Terraform and Splunk Part 1: Building a Splunk instance in AWS

As I work with global financial customers in my day job at HashiCorp, auditing and logging are topics that come up regularly. The vast majority of my customers would use Splunk as a log engine (Gartner-ly known as SIEM (Security Information and Event Management)) for a variety of use cases and HashiCorp partnered with Splunk to integrate it directly with Terraform Cloud. Kyle wrote a great article that covers how to set it up and the docs are also pretty clear. I am going to expand a bit further on Kyle’s post as I spent a couple of weeks having a bit of fun with Splunk.

Why?

I sometimes skip over the why when I blog in my rush to document my experiments so I will try to lay out exactly the problems we’re trying to solve:

  • Terraform Open Source, as good as it is, doesn’t include any built-in logging capabilities. It didn’t matter that much to me when I was running Terraform locally for my labs but it does matter for large enterprise customers. Sure, many of them integrate Terraform in a CI/CD pipeline and work around this by adding webhooks in your pipeline and forward logs to collectors…
  • Alternatively, you might use Terraform Cloud or Terraform Enterprise and log everything you do out, to S3, CloudWatch, Splunk, etc…
  • What I am particularly focusing on are the Auditing logs, especially for Policy-As-Code: as my customers look at building secure self-service platforms using Policy-As-Code and Sentinel, they need the ability to build searches that help them understand who submitted the changes, which runs failed the policy checks, who decided to override the runs that failed a soft policy, etc….
  • As Splunk is the main logging platform and given that there is Terraform Cloud for Splunk app, we’re going to focus on Splunk.
  • This is going to be a multi-part series:
    1. Part 1: Deploy Splunk instance in AWS with Terraform
    2. Part 2: Set up Terraform Cloud for Splunk app and build searches
    3. Part 3: Use the Terraform for Splunk provider to configure Splunk

If you already have a Splunk collector available, you can probably skip the rest of the post and move on to Parts 2 and 3.

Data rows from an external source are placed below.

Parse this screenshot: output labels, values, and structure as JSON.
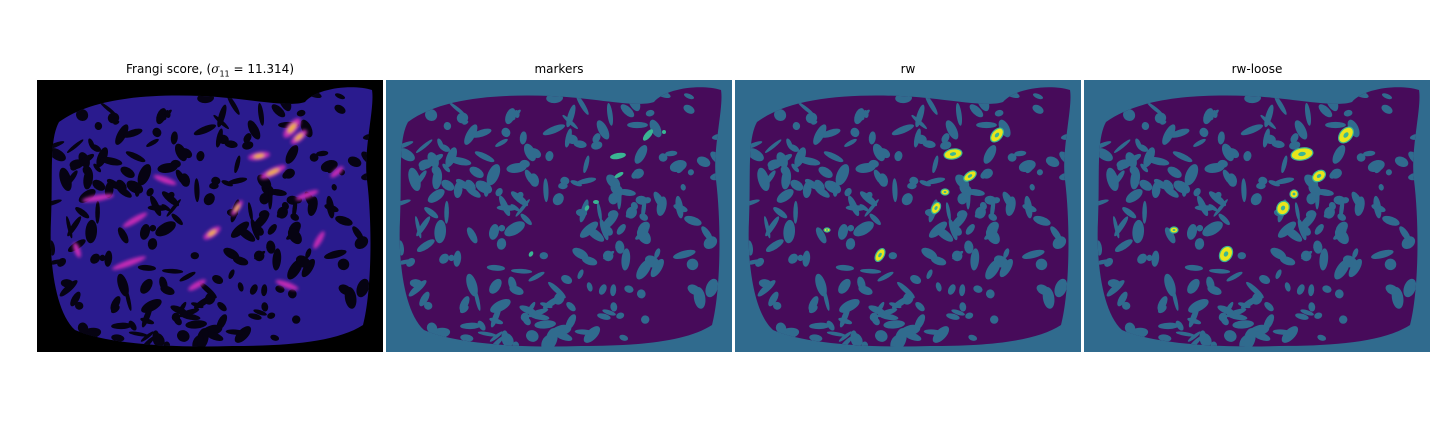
{
  "figure": {
    "panels": [
      {
        "id": "frangi",
        "title_prefix": "Frangi score, (",
        "title_symbol": "σ",
        "title_subscript": "11",
        "title_suffix": " = 11.314)",
        "colormap": "magma",
        "background_color": "#000000",
        "body_color": "#2a1b8e",
        "blob_color": "#060312",
        "highlight_colors": [
          "#c12bb4",
          "#f3b233"
        ]
      },
      {
        "id": "markers",
        "title": "markers",
        "colormap": "viridis",
        "background_color": "#306b8e",
        "body_color": "#470b5a",
        "marker_color": "#3ab593"
      },
      {
        "id": "rw",
        "title": "rw",
        "colormap": "viridis",
        "background_color": "#306b8e",
        "body_color": "#470b5a",
        "segment_color": "#e9e51b",
        "segment_edge_color": "#3ab593"
      },
      {
        "id": "rw-loose",
        "title": "rw-loose",
        "colormap": "viridis",
        "background_color": "#306b8e",
        "body_color": "#470b5a",
        "segment_color": "#e9e51b",
        "segment_edge_color": "#3ab593"
      }
    ]
  }
}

My first thought was: which Splunk should I use? Should I deploy a Splunk Enterprise instance on EC2 (AWS remains my go-to platform, especially because of its marketplace) or should I use the SaaS Splunk, Splunk Cloud?

Splunk Cloud

I had already tried Splunk via the AWS Marketplace in my previous gig so I thought I’d check out Splunk Cloud. I was impressed by how quickly I got access to a free Splunk Cloud instance. Integrating with Terraform Cloud took about 5 minutes and I got my dashboard up and running.

I built a number of search queries and dashboards and that worked a treat. And when I got stuck, the Splunk community was quick to come to the rescue (thanks again).

However… When I tried to build my searches and dashboards using Terraform, I quickly hit a roadblock.

The Free Trial doesn’t let you access the REST API.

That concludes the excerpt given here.